# northern CA -- women's training series -- Strawberry Fields Forever



## velogirl (Oct 14, 2005)

Hey all! Velo Girls will start a progressive training ride series leading up to Strawberry Fields Forever (May 18th). All women and girls are invited to participate.

Details at http://www.velogirls.com/team/enduranceEvents.php

*March 15th 2008 - 8:45 AM*
Team Velo Girls SFF Training Ride #1
Meet with Mellow Velo at Canada & 92
Woodside Out & Back -- 15 miles (mostly flat and rolling)

*March 22nd, 2008 - 8:45 AM*
Team Velo Girls SFF Training Ride #2
Meet at Menlo Park CalTrain Station
Portola Valley Loop - 25 miles (rolling)

*March 29th, 2008 - 8:45 AM*
Team Velo Girls SFF Training Ride #3
Meet at Mike's Bikes, Sausalito
Strawberry-Tiburon loop - approx. 30 miles (hilly)

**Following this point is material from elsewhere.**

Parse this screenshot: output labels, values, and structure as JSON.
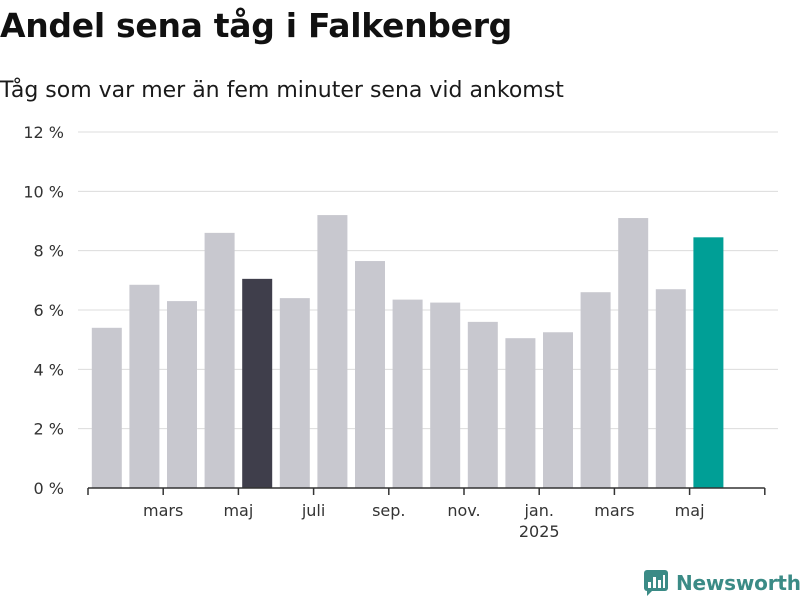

*April 5th, 2008 - no ride*
(Cinderella Classic)

*April 12th, 2008 - 8:45am*
Team Velo Girls SFF Training Ride #4
Meet at the Orinda BART Station
Three Bears Loop - approx. 40 miles (hilly)

*April 19th, 2008 - 8:15am*
Team Velo Girls SFF Training Ride #5
Meet at Fremont BART
Calaveras Mini-loop 38 miles (long climb)

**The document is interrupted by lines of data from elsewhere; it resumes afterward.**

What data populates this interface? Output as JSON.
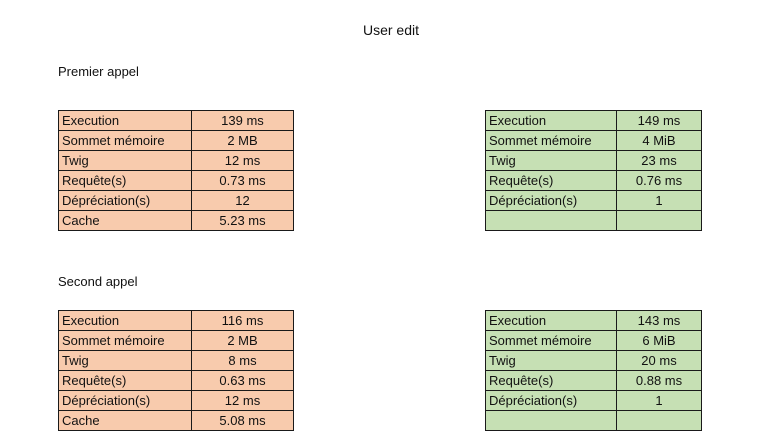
{
  "title": "User edit",
  "sections": [
    {
      "title": "Premier appel",
      "orange": [
        {
          "label": "Execution",
          "value": "139 ms"
        },
        {
          "label": "Sommet mémoire",
          "value": "2 MB"
        },
        {
          "label": "Twig",
          "value": "12 ms"
        },
        {
          "label": "Requête(s)",
          "value": "0.73 ms"
        },
        {
          "label": "Dépréciation(s)",
          "value": "12"
        },
        {
          "label": "Cache",
          "value": "5.23 ms"
        }
      ],
      "green": [
        {
          "label": "Execution",
          "value": "149 ms"
        },
        {
          "label": "Sommet mémoire",
          "value": "4 MiB"
        },
        {
          "label": "Twig",
          "value": "23 ms"
        },
        {
          "label": "Requête(s)",
          "value": "0.76 ms"
        },
        {
          "label": "Dépréciation(s)",
          "value": "1"
        },
        {
          "label": "",
          "value": ""
        }
      ]
    },
    {
      "title": "Second appel",
      "orange": [
        {
          "label": "Execution",
          "value": "116 ms"
        },
        {
          "label": "Sommet mémoire",
          "value": "2 MB"
        },
        {
          "label": "Twig",
          "value": "8 ms"
        },
        {
          "label": "Requête(s)",
          "value": "0.63 ms"
        },
        {
          "label": "Dépréciation(s)",
          "value": "12 ms"
        },
        {
          "label": "Cache",
          "value": "5.08 ms"
        }
      ],
      "green": [
        {
          "label": "Execution",
          "value": "143 ms"
        },
        {
          "label": "Sommet mémoire",
          "value": "6 MiB"
        },
        {
          "label": "Twig",
          "value": "20 ms"
        },
        {
          "label": "Requête(s)",
          "value": "0.88 ms"
        },
        {
          "label": "Dépréciation(s)",
          "value": "1"
        },
        {
          "label": "",
          "value": ""
        }
      ]
    }
  ],
  "colors": {
    "orange_fill": "#f8cbad",
    "green_fill": "#c6e0b4",
    "border": "#1a1a1a"
  }
}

*April 26th, 2008 - 8:45am*
Team Velo Girls SFF Training Ride #6
Details TBD

*May 3rd, 2008 - 8:15am*
Team Velo Girls SFF Training Ride #7
Meet at Mike's Bikes, Sausalito
Pt. Reyes Station via Nicasio (approx. 60 miles) (hilly)

*May 10th, 2008 - 8:45am*
Team Velo Girls SFF Training Ride #8
(Cool-Down pre-event)
Meet at Burlingame CalTrain Station
Woodside Out & Back 30 miles (rolling)

*May 18th, 2008*
Strawberry Fields Forever
Watsonville

You'll find more details on these and all our rides and events on the Velo Girls calendar.


----------



## iliveonnitro (Feb 19, 2006)

Not sure how long this has been running, but great job getting this going.


----------



## velogirl (Oct 14, 2005)

Thanks, Nitro. Velo Girls has been around since 2002.


----------